The entirety of the story centers on land and people: Canaan and the people of Israel. They had long been immersed in slavery, so they had little to no personal identity. Their entire identity had been as slaves, and breaking the mindset of being a slave was what Moses aimed to do. You can only go from being a slave to a free person when you have your own national story, and not your master’s. When you have your own God, and not the gods of your master. Rather than the plethora of temples, you want to know about Yahweh’s temple, and this is the story Moses tells. 

Sacred Space

We’re taken back to the beginning where God creates. To the original audience, everything was made for functionality and not merely as material, so we have to think about function over the material. For example, were I to hold up a pencil and ask you to describe it, you’d likely say that it was made of wood, give its color, and describe it based on its appearance. The ancient easterners would have described it as something they write with rather than how it appeared. The function was at the forefront of their mind more so than appearance or material, so this will shift us in our thinking. 

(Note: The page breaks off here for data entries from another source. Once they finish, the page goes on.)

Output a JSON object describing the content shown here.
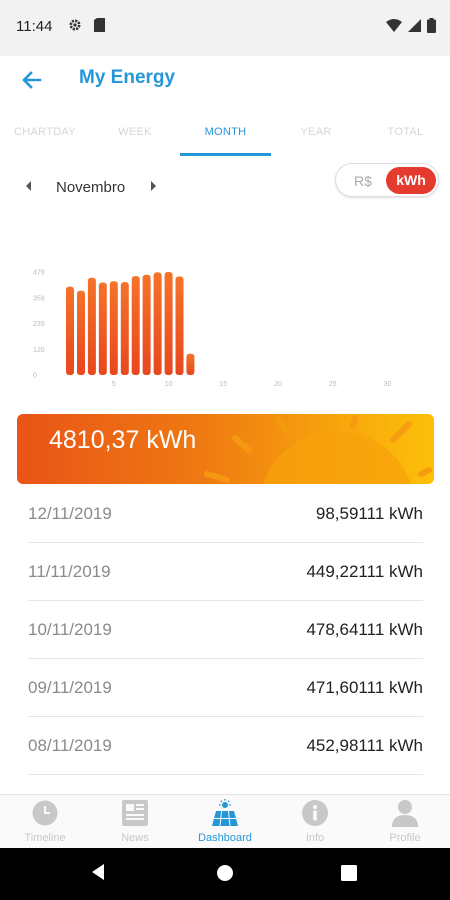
{
  "status_bar": {
    "time": "11:44",
    "icons": [
      "settings-gear-icon",
      "sim-card-icon",
      "wifi-icon",
      "signal-icon",
      "battery-icon"
    ]
  },
  "app_bar": {
    "title": "My Energy",
    "back_icon": "arrow-back-icon"
  },
  "tabs": [
    {
      "label": "CHARTDAY",
      "active": false
    },
    {
      "label": "WEEK",
      "active": false
    },
    {
      "label": "MONTH",
      "active": true
    },
    {
      "label": "YEAR",
      "active": false
    },
    {
      "label": "TOTAL",
      "active": false
    }
  ],
  "period": {
    "label": "Novembro"
  },
  "unit_toggle": {
    "options": [
      "R$",
      "kWh"
    ],
    "selected": "kWh"
  },
  "chart_data": {
    "type": "bar",
    "y_ticks": [
      "479",
      "359",
      "239",
      "120",
      "0"
    ],
    "x_ticks": [
      "5",
      "10",
      "15",
      "20",
      "25",
      "30"
    ],
    "ylim": [
      0,
      479
    ],
    "x": [
      1,
      2,
      3,
      4,
      5,
      6,
      7,
      8,
      9,
      10,
      11,
      12
    ],
    "values": [
      411,
      392,
      452,
      430,
      436,
      432,
      460,
      466,
      477,
      479,
      458,
      99
    ],
    "grid": false
  },
  "total": {
    "value": "4810,37 kWh"
  },
  "days": [
    {
      "date": "12/11/2019",
      "value": "98,59111 kWh"
    },
    {
      "date": "11/11/2019",
      "value": "449,22111 kWh"
    },
    {
      "date": "10/11/2019",
      "value": "478,64111 kWh"
    },
    {
      "date": "09/11/2019",
      "value": "471,60111 kWh"
    },
    {
      "date": "08/11/2019",
      "value": "452,98111 kWh"
    }
  ],
  "bottom_nav": [
    {
      "label": "Timeline",
      "icon": "clock-icon",
      "active": false
    },
    {
      "label": "News",
      "icon": "newspaper-icon",
      "active": false
    },
    {
      "label": "Dashboard",
      "icon": "solar-panel-icon",
      "active": true
    },
    {
      "label": "Info",
      "icon": "info-icon",
      "active": false
    },
    {
      "label": "Profile",
      "icon": "person-icon",
      "active": false
    }
  ],
  "colors": {
    "accent": "#2597d8",
    "toggle_active": "#e53a2e",
    "bar_top": "#f5732a",
    "bar_bottom": "#e8471e",
    "banner_start": "#e95417",
    "banner_end": "#fcc00a"
  }
}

Elohim, so God is called, is creating order out of the formless, void earth. He’s arranging space for what’s to come by putting things in order on days 1–3, but beginning day 4, He fills it: the earth with light, the water with creatures, and the skies with birds. The world is filled with animals as well, and then God creates a human. At first, one human is made, but then two, a male and female, appear (Gen. 1:27). His crowning achievement is these humans. 

Unlike other creation accounts, or myths, Israel’s God creates everything to function a particular way. He’s Lord over it all. Also unlike other creation stories, when He creates humans, it’s not as His playthings or to entertain Himself, but to rule over His creation. Humanity bears His image and likeness. Whenever ancient deities faced a dilemma, they began arranging things to sort out the dilemma. Upon fixing everything, they rested in their temples. That’s why temples were built—not for humans to go to for worship and sacrifice, necessarily, but for the deity to occupy after a catastrophic issue that they resolved.

Given the literature and language of this passage, God built a temple for Himself. Let’s note some of the architectural language in the creation account. First, the “firmament” could also be translated as a “vault” (raki‘a) in verses, 6–8 and so on. Second, everything enclosed by this vault, the seas and earth, would have been akin to the floors of a temple and the lights for day and night may have been natural light for the day and candles or oil lamps for nights. Many temples contained elements of creation in them. The ceilings would have had sun, moon, and starts, though to many cultures those were gods in and of themselves, but here they are created by Elohim for a function, and not to be worshipped. Trees of some sort might have adorned the walls. In Solomon’s temple pomegranate and fig trees adorned the golden walls to remind the priests of the Garden. Within temples were images of the god, but in this case, the image of God resides in living beings, humans.  

Upon finishing His work of bringing order out of chaos, He stops and takes up residence in this new temple He formed. Once the existence of disorder, He’s ordered it, and now that His work was done, He inhabits it. This would have been how ancient audiences understood this story. We think merely in terms of the world, but they would have understood that a deity rested in a temple after some troubling event had been settled and peace reigned. The humans He created bore His image and likeness. Hence, their job is to embody God’s qualities and do His work, much akin to how the Vice-Regent in India was regarded as the King-Emperor himself in the early twentieth century. This is what we do: we tend the earth and its various parts while representing God. 

The heavens and earth were created as a sacred space where God dwelt with his creation, among whom were humans. While more time will be given to this in the next lesson, we should keep in mind the sacred space theme. A lot of Scripture is about sacred space and God being with His creation—humanity. This is how the Bible begins and, for all intents and purposes, ends. Everything in between shows us the love God has for creation. He continually pursues humanity who violates sacred space, pushing God away. Yet God, in His infinite power and mercy, cannot be kept from us. He does everything possible to draw near us, culminating with Him coming to the earth in the flesh, a doctrine known as the incarnation. God willingly sacrifices Himself in our stead, so He can have us with Himself. We must decide whether we shall keep pushing Him away or be drawn in by His warm embrace and love.